5. De battre mon coeur s'est arrêté (2005)
Comment sortir d’un milieu auquel on ne se sent plus appartenir quand d’autres individus nous y retiennent ? Inspiré du film américain Mélodie pour un tueur (James Toback, 1978), De battre mon coeur s'est arrêté explore l’incompatibilité entre le monde de la violence et de l’art. Tom, 25 ans, joué par un Romain Duris tout en tension et excitation, se partage entre le piano et les combines immobilières de son père, joué par Niels Arestrup. Toute l’impossibilité de cette rédemption est traversée par des accents de film noir, le milieu décrit comme une maladie, et du film de fantôme avec l’esprit d’une mère qui hante le musicien.
4. Dheepan (2015)
Cette année 2015, Audiard a oscillé entre les critiques méfiantes et la gloire cannoise. Les critiques s’écharpaient autour du geste politique, alors que toute la beauté du film palmé du cinéaste réside dans son histoire d’amour. Car en filigrane, c’est bien l’objet tapi dans l’ombre de ce faux film de banlieue, faux vigilante et faux film politique. L’Amour en territoire inconnu, éternel vertige du cinéma. De son esthétique et de ses motifs (ralentis, instants en pause sublimés), Audiard tirera toute la sève de son scénario.

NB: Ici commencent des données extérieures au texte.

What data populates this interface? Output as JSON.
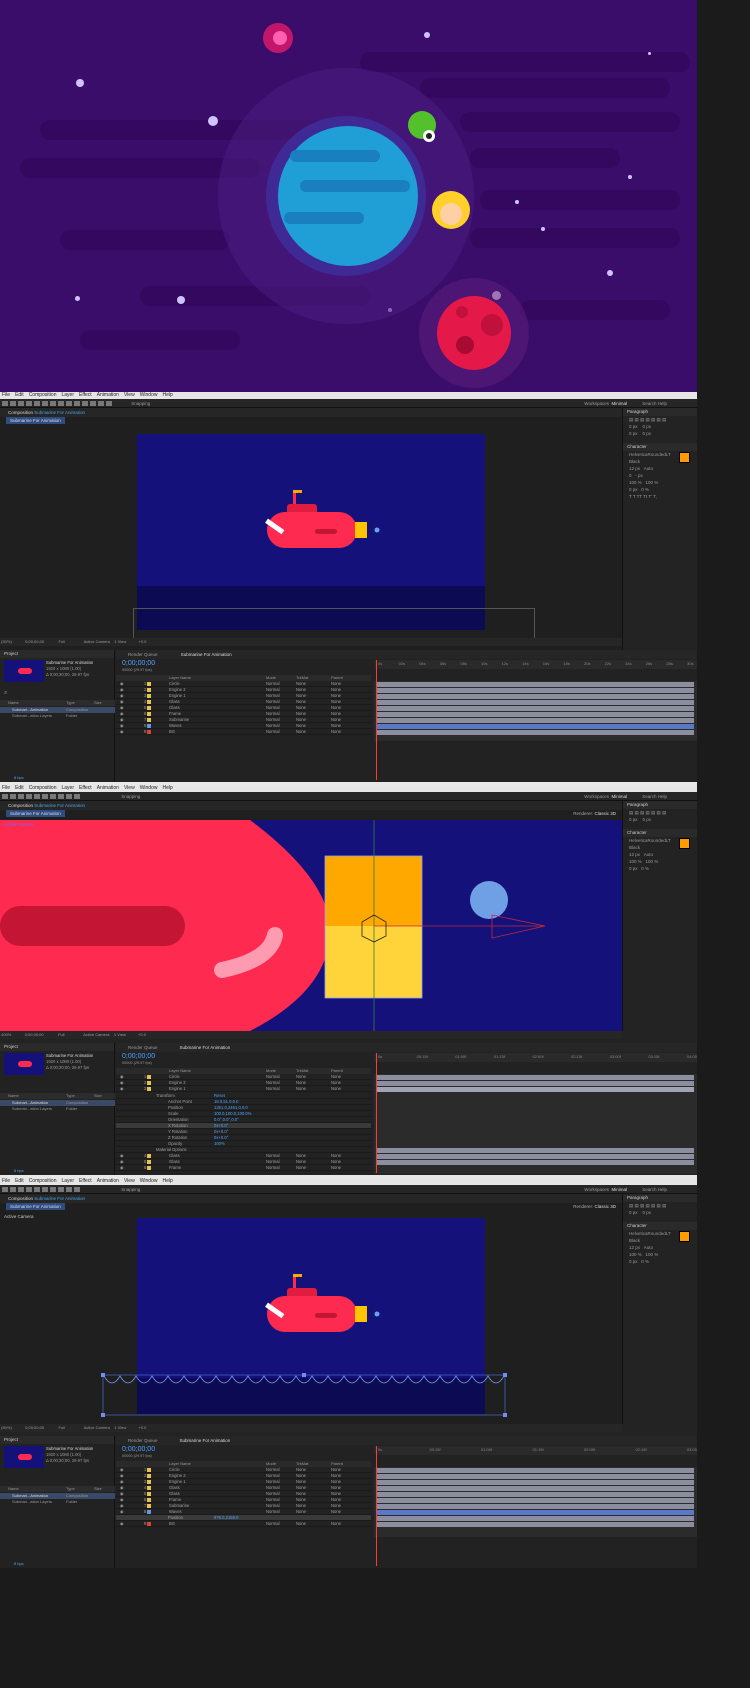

3. De Rouille et d'os (2012)
Un sublime générique contenant des images d’un fœtus à l’intérieur d’un ventre maternel permet à Jacques Audiard de poser la question qui suit tout son cinéma : combien de vies peut-on embrasser et dans quel corps peut-on renaître ? Ni plus ni moins, que la plus belle histoire d’amour de sa filmographie. Deux belles bêtes qui se portent et transfèrent leur énergie. Marion Cotillard, magnifique et à cœur ouvert, de dresseuse d’orques à cyborg, et Matthias Schoenaerts, brut et doux, père et boxeur, lauréat du César du meilleur espoir masculin en 2012. Et surtout, un scénario plus que jamais optimiste jouant avec les lumières du soleil du Sud.
2. Emilia Pérez (2024)
Emilia Perez était un sacré défi. Adapter, sous forme de comédie musicale, le roman Écoute de Boris Razon, dans lequel une avocate aide un chef de cartel mexicain à feindre sa propre mort pour devenir la femme qu’il a toujours rêvé d’être n’était pas forcément un projet sur lequel on attendait Jacques Audiard. Et le résultat est singulier. Toujours sur le fil du rasoir, Emilia Pérez oscille constamment entre le grotesque et le sublime, le ridicule et le génial. Un film auréolé de récompenses à travers le monde (Prix du Jury et prix d’interprétation féminine collectif pour ses 4 actrices à Cannes, 7 César et 2 Oscars).
1. Un Prophète (2005)
Un des sommets du film de prison français avec Un condamné à mort s’est échappé (1956) de Robert Bresson chez qui Jacques Audiard puise la sagesse minimaliste et le réalisme brut. Se réinventant toujours, le cinéaste orne les murs froids et gris d’instants oniriques et expérimentaux, comme les ralentis qui lui sont chers et qui distordent le temps pour mieux nous transporter dans l'esprit de Malik (Tahar Rahim). Évoluant dans un univers sans pitié, ce jeune délinquant traverse son incarcération hanté et guidé par sa première victime qui lui vaut ce nom de prophète. Décryptant les rapports de force entre les communautés corses et arabes, il s’impose bien plus comme une figure machiavélique que prophétique. Mais, le prophète c’est aussi Audiard, celui de la société française.